The Devonian of Shropshire, previously known as the Old Red Sandstone, 409-363 million years ago

Imagine an enormous barren, burnt continent braided by rivers. This is what you would have seen 409 million years ago in Shropshire. Still south of the equator in the tropics, the land was drenched by rains, fuelling the rivers and their endless attempts to wear away the rocks.

Most of the rocks we find of Devonian age are red sandstones, mudstone and siltstone, typical river sediments. In fact, the continent was thought to have been so red that geologists have called it the Old Red Sandstone Continent. These river sediments built up to enormous thickness’, four kilometres thick in places. The rivers were busily wearing down the newly formed Scottish Caledonian mountain ranges created by the collision of north and south Britain. They flowed down the relatively low lying south of the country, depositing much of the debris they carried over Shropshire and the surrounding area.
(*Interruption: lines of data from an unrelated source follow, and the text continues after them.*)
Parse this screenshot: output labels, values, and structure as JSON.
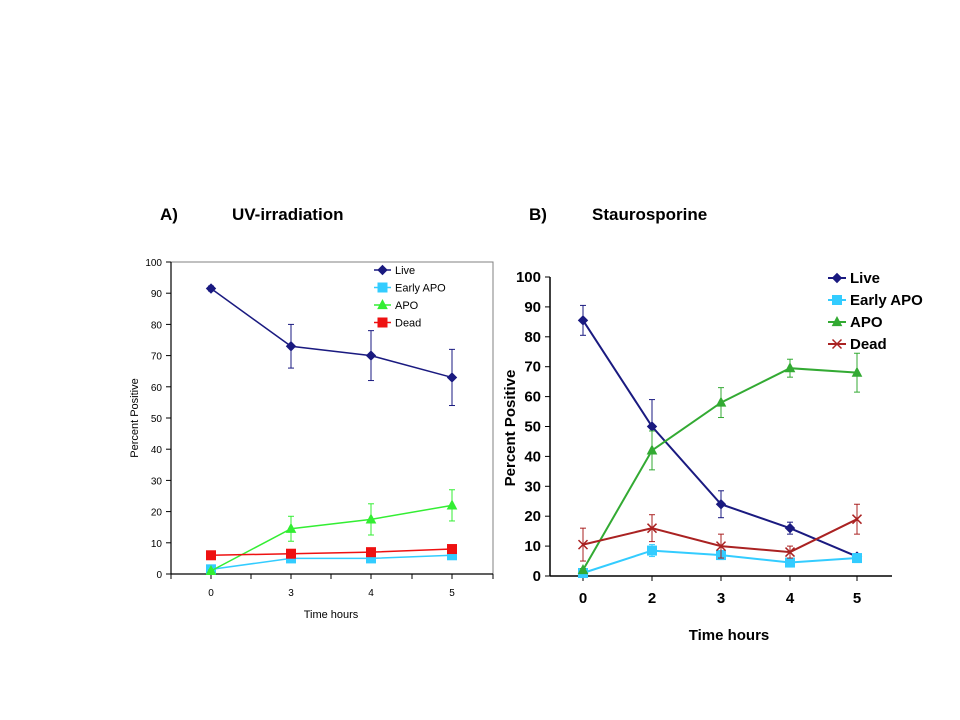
{
  "chart_data": [
    {
      "type": "line",
      "panel_label": "A)",
      "title": "UV-irradiation",
      "xlabel": "Time hours",
      "ylabel": "Percent Positive",
      "categories": [
        "0",
        "3",
        "4",
        "5"
      ],
      "ylim": [
        0,
        100
      ],
      "ytick_step": 10,
      "grid": false,
      "legend_position": "top-right",
      "series": [
        {
          "name": "Live",
          "color": "#1a1a80",
          "marker": "diamond",
          "values": [
            91.5,
            73,
            70,
            63
          ],
          "errors": [
            0.8,
            7,
            8,
            9
          ]
        },
        {
          "name": "Early APO",
          "color": "#33ccff",
          "marker": "square",
          "values": [
            1.5,
            5,
            5,
            6
          ],
          "errors": [
            0.3,
            0.5,
            0.5,
            0.5
          ]
        },
        {
          "name": "APO",
          "color": "#33ee33",
          "marker": "triangle",
          "values": [
            1,
            14.5,
            17.5,
            22
          ],
          "errors": [
            0.3,
            4,
            5,
            5
          ]
        },
        {
          "name": "Dead",
          "color": "#ee1111",
          "marker": "square",
          "values": [
            6,
            6.5,
            7,
            8
          ],
          "errors": [
            0.5,
            0.5,
            1,
            1
          ]
        }
      ]
    },
    {
      "type": "line",
      "panel_label": "B)",
      "title": "Staurosporine",
      "xlabel": "Time hours",
      "ylabel": "Percent Positive",
      "categories": [
        "0",
        "2",
        "3",
        "4",
        "5"
      ],
      "ylim": [
        0,
        100
      ],
      "ytick_step": 10,
      "grid": false,
      "legend_position": "top-right",
      "series": [
        {
          "name": "Live",
          "color": "#1a1a80",
          "marker": "diamond",
          "values": [
            85.5,
            50,
            24,
            16,
            6.5
          ],
          "errors": [
            5,
            9,
            4.5,
            2,
            1
          ]
        },
        {
          "name": "Early APO",
          "color": "#33ccff",
          "marker": "square",
          "values": [
            1,
            8.5,
            7,
            4.5,
            6
          ],
          "errors": [
            0.5,
            2,
            1.5,
            1.5,
            1.5
          ]
        },
        {
          "name": "APO",
          "color": "#33aa33",
          "marker": "triangle",
          "values": [
            2,
            42,
            58,
            69.5,
            68
          ],
          "errors": [
            0.5,
            6.5,
            5,
            3,
            6.5
          ]
        },
        {
          "name": "Dead",
          "color": "#aa2222",
          "marker": "x",
          "values": [
            10.5,
            16,
            10,
            8,
            19
          ],
          "errors": [
            5.5,
            4.5,
            4,
            2,
            5
          ]
        }
      ]
    }
  ]
}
The red colouration of the sandstone gives geologists an immediate clue that the rocks we find of this age were deposited on land. Most rocks contain iron. When this iron is exposed to air and water, it goes rusty, so when you see red rocks they have literally rusted over time. Rocks that have a lot of iron in them but haven’t had a long time exposed to the air and rain are usually an apple green colour, a big difference from rusty red.

While the rivers were continuing their ceaseless task of eroding the land, plants and animals began to look at this new environment as a potential home. The first plants made it on to land in the Devonian, simple plants started to colonise the continent turning it from red to green. These were not plants as you or I would think of today. There were no flowers or trees only mosses, ferns and fungi. Once plants had made it onto land animals were soon to follow.

Fishes appear in these river sediments, quite different to the sleek shapes we think of today. Heavily armoured with thick tough scales and heavy plated heads the fossils of these prehistoric fish can be found in the Devonian rocks of Shropshire. Their modern day relatives, the Coelacanths (pronounced see-lo-kanth) were thought to have been extinct, but examples are still occasionally found in the nets of deep-sea fishermen. These fish have thick fleshy fins, an adaptation that would make the transition from water to land much easier. During the Devonian, the first amphibians decided to stretch their newly found legs on dry land and stayed. These first land animals are the ancestors of all land dwelling creatures found today.

This huge continent, created by the collision of three smaller continents continued to rumble and shift throughout the Devonian. Almost all of Britain from the far north of Scotland to the South west of England was lifted out of the sea. Eventually the rivers would erode the land down to sea level over Shropshire and again the sea would cover the land.